Fair Lawn fights to the end in state final by Greg Tartaglia of The Record

SOUTH BRUNSWICK – Joe Breuer kept digging out spikes. Dan Sedaka and Neve Adler got passes to setter Dan Donenfeld. Billy Joyce and Porus Pallupetta were leaping for well-timed blocks at the net.

Fair Lawn did all that on one prolonged rally late in Thursday’s state boys volleyball final, as it tried to fend off another Southern Regional run.

Then came a whistle. The Cutters were called for a carry on one of their diving dig attempts, giving Southern a side out and a 22-17, second-set lead. The Rams went on to close out a 25-13, 25-18 win and earn their second straight championship.

Fair Lawn finished 28-9 thanks to a resolve that took it from being a good team in April to being an excellent one in the postseason.

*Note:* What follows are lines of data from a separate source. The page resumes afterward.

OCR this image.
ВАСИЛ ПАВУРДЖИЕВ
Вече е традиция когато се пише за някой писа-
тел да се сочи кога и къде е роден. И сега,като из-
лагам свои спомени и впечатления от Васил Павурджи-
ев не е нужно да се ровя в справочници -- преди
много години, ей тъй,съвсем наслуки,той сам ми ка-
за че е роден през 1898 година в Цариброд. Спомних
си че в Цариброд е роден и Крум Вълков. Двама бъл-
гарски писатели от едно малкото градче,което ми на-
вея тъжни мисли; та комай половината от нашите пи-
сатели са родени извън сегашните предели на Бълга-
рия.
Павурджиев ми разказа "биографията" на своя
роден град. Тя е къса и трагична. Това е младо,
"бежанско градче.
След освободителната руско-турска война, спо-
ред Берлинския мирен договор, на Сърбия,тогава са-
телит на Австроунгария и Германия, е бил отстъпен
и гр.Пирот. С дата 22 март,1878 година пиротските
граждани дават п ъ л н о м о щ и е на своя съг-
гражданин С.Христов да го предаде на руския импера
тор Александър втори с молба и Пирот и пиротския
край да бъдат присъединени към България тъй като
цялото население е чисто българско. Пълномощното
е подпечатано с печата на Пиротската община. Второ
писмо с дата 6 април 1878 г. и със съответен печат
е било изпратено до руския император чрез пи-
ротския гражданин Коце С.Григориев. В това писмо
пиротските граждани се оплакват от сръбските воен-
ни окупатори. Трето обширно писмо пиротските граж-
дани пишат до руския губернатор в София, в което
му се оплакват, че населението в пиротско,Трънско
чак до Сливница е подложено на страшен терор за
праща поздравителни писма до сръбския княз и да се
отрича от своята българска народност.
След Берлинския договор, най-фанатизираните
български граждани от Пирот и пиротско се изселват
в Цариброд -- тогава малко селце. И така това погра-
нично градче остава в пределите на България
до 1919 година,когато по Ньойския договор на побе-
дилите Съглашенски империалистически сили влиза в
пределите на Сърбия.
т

“I just knew that I didn’t want my season to end with me not going as hard as I could,” Breuer said.

“That [attitude] carried us throughout the state tournament in the North, and that’s what defined us,” Cutters coach Peter Zisa said. “There just couldn’t have been enough of that in this game, because they were very ‘in system’.”

A balanced Southern (39-1) attack flowed through senior setter Brennan Davis, who logged match highs in assists (26) and digs (nine).

Fair Lawn had the first set tied, 7-7, before the Rams went on a 5-0 run highlighted by a Davis block. He set middle Shane Bent with quicks inside and fed opposite Collin Lockwood outside during a 9-0 run that put the first set out of reach.

The Cutters found their groove in the second set, as Donenfeld spread the ball around to Joyce, Sedaka and Ron Erushalismki and combined with Matteo DeGennaro on a block that tied it, 16-16.

Bent (12 kills) and Zack Hem went on the attack to power Southern to five straight points, but Fair Lawn got a side out to stay within 21-17 and made the adjustments necessary to start the marathon volley.

“I liked the resilience and the fight we brought forward in the second set,” Zisa said. “But ultimately, Southern’s a team with a lot of weapons.”

Lockwood punctuated the match with his ninth kill, dealing the Cutters their first loss in a state final since 2004. They had defeated the Rams in the 2011 and 2012 title matches.

Despite the understandable disappointment in Fair Lawn’s postgame huddle, the coaches’ focus was on the positive.

“In terms of the amount of growth demonstrated by a team that I’ve coached, I don’t think any team has shown what this one has, from where they started to where they ended the season,” Zisa said. “I’m extremely proud of what they’ve done.”

“Everybody kind of doubted that we’d make it this far,” said Joyce. “It was just our hard work all throughout the season, just always pushing – that’s what brought us back to here.”